A group of 15 Gambian Americans demonstrated in front of the Federal Courthouse in Seattle yesterday in support of 2 men accused of trying to overthrow the government of the tiny West African nation.
Cherno M. Njie, 57 and Papa Faal, both U.S. citizens born in Gambia, have been charged by American authorities for a December attempt to depose Gambian President Yahya Jammeh.
But members of Seattle’s Gambian community defended the failed coup attempt. During the protest they spoke out about persecution of gays and lesbians in their home country, and charged that U.S. authorities were siding with a dictator because he had cooperated with a War on Terror rendition program.

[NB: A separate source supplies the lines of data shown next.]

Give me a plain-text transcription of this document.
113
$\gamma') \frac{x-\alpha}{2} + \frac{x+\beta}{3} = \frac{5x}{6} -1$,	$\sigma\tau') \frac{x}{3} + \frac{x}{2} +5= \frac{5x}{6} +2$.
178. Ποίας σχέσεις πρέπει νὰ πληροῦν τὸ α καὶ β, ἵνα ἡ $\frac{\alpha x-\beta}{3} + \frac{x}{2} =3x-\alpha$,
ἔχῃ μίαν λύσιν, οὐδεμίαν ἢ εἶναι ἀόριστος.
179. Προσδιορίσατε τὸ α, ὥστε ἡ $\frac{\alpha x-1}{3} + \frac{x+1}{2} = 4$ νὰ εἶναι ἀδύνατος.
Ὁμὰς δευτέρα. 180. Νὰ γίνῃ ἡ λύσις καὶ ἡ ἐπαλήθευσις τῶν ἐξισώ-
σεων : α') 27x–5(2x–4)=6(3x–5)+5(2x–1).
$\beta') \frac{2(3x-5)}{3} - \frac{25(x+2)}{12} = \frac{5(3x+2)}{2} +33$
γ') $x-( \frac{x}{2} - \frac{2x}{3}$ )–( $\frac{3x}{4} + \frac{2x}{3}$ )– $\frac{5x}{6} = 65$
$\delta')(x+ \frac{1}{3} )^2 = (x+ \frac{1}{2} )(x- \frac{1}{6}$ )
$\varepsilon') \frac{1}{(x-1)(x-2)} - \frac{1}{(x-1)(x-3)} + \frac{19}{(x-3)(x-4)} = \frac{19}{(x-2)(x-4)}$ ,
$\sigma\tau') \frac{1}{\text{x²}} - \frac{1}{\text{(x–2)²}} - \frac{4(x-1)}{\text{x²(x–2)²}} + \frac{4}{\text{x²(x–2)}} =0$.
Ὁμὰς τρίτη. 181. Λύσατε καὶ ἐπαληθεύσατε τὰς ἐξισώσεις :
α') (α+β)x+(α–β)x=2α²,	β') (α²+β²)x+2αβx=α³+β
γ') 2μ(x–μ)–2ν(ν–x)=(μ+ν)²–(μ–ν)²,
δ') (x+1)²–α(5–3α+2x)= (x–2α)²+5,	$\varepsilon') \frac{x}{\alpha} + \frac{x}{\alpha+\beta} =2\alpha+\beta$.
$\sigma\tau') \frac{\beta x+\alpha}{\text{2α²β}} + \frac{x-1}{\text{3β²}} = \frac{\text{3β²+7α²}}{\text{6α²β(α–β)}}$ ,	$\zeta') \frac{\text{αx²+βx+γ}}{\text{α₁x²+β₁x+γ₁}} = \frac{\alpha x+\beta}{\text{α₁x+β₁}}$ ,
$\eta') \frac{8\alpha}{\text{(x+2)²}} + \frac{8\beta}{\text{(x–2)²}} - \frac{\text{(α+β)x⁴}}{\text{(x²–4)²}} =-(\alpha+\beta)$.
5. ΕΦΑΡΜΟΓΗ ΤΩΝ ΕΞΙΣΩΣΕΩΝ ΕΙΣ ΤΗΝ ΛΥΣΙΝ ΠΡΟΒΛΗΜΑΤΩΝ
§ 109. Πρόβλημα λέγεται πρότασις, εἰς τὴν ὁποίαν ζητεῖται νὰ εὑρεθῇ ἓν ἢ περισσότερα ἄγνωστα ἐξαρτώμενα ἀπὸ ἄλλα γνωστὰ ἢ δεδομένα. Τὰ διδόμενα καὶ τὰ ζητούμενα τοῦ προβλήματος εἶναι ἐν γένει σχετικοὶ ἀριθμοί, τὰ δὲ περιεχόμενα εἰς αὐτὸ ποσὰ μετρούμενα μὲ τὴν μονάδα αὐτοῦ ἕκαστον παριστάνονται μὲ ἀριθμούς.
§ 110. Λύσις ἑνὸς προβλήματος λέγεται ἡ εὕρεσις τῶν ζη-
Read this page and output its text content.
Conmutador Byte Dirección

“There’s no strategy, no benefit, except for the rendition program, which according to Obama isn’t happening anymore,” said Ousman Ceesay during the protest. “There is no oil in that place. So why not tell him the truth? Gambians are living in poverty, the guy has a multimillion dollar home in Maryland. Come on, put a freeze on his assets.”
Njie and Faal have been charged under the U.S. Neutrality Act, which prohibits American citizens from waging war against foreign governments during peacetime.
Dictator Yahya Jammeh has been president of the nation of 1.8 million, which lines the banks of the Gambia River, ever since he took power in a military coup of his own in 1994.
Though small, the Seattle protest was part of wave of demonstrations held in D.C. and London and elsewhere. Protesters send letters sent to the UN, the EU, and the American and British governments with an extensive list of human rights violations and the grievances from Gambian expatriate communities.
The local protestors sent their own letter to Senator Maria Cantwell where they expressed “grave concerns for continued human rights violations and political oppressions” in Gambia and accused Jammeh’s government of “arresting and torturing people believed to be gay or lesbian, in accordance with a new law which threatens life imprisonment for those guilty of ‘aggravated homosexuality.'”
Protestors likened Gambia to “the North Korea of Africa” and held signs reading “U.S. should stand with democracy, not dictatorship” and “We want freedom for all Gambians.”
“I have family in Gambia and I worry for their safety,” said Ceesay, referencing some of his fellow protesters request to remain anonymous for fear of reprisals back in Gambia, “but you have to stand for something. You can’t live in perpetual fear of one man.”